Although data compression consumes additional CPU time, compressed data packets reduce bandwidth usage, which increases network throughput. Brotli is an open source compression algorithm developed by Google. Compared with the commonly used gzip compression algorithm (which is used by the NGINX Ingress controller by default), Brotli typically achieves a 15% to 30% higher compression ratio for text data such as web resources. However, the specific improvement depends on the details of the scenario. To enable Brotli compression in the NGINX Ingress controller, configure the following parameters:

enable-brotli: Specifies whether to enable the Brotli compression algorithm. Valid values: true and false.
brotli-level: The compression level. Valid values: 1 to 11. Default value: 4. A higher compression level requires a higher amount of CPU resources.
brotli-types: The Multipurpose Internet Mail Extensions (MIME) types for which Brotli real-time compression is used.

Enable Brotli compression by adding the following configurations to the ConfigMap:

data:
  enable-brotli: "true"
  brotli-level: "6"
  brotli-types: "text/xml image/svg+xml application/x-font-ttf image/vnd.microsoft.icon application/x-font-opentype application/json font/eot application/vnd.ms-fontobject application/javascript font/otf application/xml application/xhtml+xml text/javascript application/x-javascript text/plain application/x-font-truetype application/xml+rss image/x-icon font/opentype text/css image/x-win-bitmap"

HTTPS performance optimization

To improve the HTTPS performance of the NGINX Ingress controller, configure the following parameters: SSL session caching, OCSP stapling, TLS 1.3 early data, and cipher suite priorities.

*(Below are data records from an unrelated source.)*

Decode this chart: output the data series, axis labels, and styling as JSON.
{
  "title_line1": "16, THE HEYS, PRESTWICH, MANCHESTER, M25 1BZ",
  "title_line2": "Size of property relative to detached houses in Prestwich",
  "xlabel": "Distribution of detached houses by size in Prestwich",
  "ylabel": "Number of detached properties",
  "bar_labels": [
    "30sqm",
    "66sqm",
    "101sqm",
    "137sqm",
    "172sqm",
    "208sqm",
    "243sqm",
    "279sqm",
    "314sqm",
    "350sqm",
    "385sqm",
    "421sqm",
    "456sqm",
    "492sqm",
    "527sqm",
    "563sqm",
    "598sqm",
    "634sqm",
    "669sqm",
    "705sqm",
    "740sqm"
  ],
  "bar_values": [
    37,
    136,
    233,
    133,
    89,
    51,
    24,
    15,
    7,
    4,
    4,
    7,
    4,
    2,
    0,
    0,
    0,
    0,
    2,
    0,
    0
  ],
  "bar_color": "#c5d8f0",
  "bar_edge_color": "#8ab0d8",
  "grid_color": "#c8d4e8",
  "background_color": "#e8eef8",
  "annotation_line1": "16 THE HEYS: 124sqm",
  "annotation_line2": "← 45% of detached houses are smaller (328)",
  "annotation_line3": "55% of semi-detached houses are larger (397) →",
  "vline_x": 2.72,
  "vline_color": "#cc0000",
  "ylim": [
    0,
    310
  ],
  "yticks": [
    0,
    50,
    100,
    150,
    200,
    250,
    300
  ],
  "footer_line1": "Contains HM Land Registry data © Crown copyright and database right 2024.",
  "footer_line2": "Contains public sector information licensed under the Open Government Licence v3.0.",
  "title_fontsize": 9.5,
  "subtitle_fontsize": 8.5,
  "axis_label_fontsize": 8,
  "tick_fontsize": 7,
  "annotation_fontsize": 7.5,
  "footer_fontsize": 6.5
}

SSL session caching and timeout
You can reduce the overhead of SSL handshakes by setting the size of the SSL shared session cache and the time period for reusing sessions stored in the cache.
- ConfigMap configuration:
```
data:
  ssl-session-cache-size: "10m"
  ssl-session-timeout: "10m"
```
- The corresponding nginx.conf configuration on the NGINX side. Adjust the configuration based on your business requirements.
```
ssl_session_cache shared:SSL:120m;   # 1m can store 4,000 sessions.
ssl_session_timeout 1h;              # The session timeout period is 1 hour.
```
Enable OCSP stapling
OCSP stapling reduces the time required for client certificate verification.
```
data:
  enable-ocsp: "true"
```
Support for TLS 1.3 early data (0-RTT)
The TLS 1.3 early data feature, also known as zero round trip-time (0-RTT), enables clients to send data before the handshake is completed. This reduces response time.
```
data:
  ssl-early-data: "true"
  ssl-protocols: "TLSv1.3"
```

Cipher suite priorities (no manual tuning required)

Adjust the cipher suite priorities to reduce network latency. ACK has optimized the cipher suite priorities for the NGINX Ingress controller configurations.

ssl_ciphers 'ECDHE-ECDSA-AES128-GCM-SHA256:ECDHE-RSA-AES128-GCM-SHA256:ECDHE-ECDSA-AES256-GCM-SHA384:ECDHE-RSA-AES256-GCM-SHA384:ECDHE-ECDSA-CHACHA20-POLY1305:ECDHE-RSA-CHACHA20-POLY1305:DHE-RSA-AES128-GCM-SHA256:DHE-RSA-AES256-GCM-SHA384';
ssl_prefer_server_ciphers on;    # Prioritize the cipher configuration on the server side.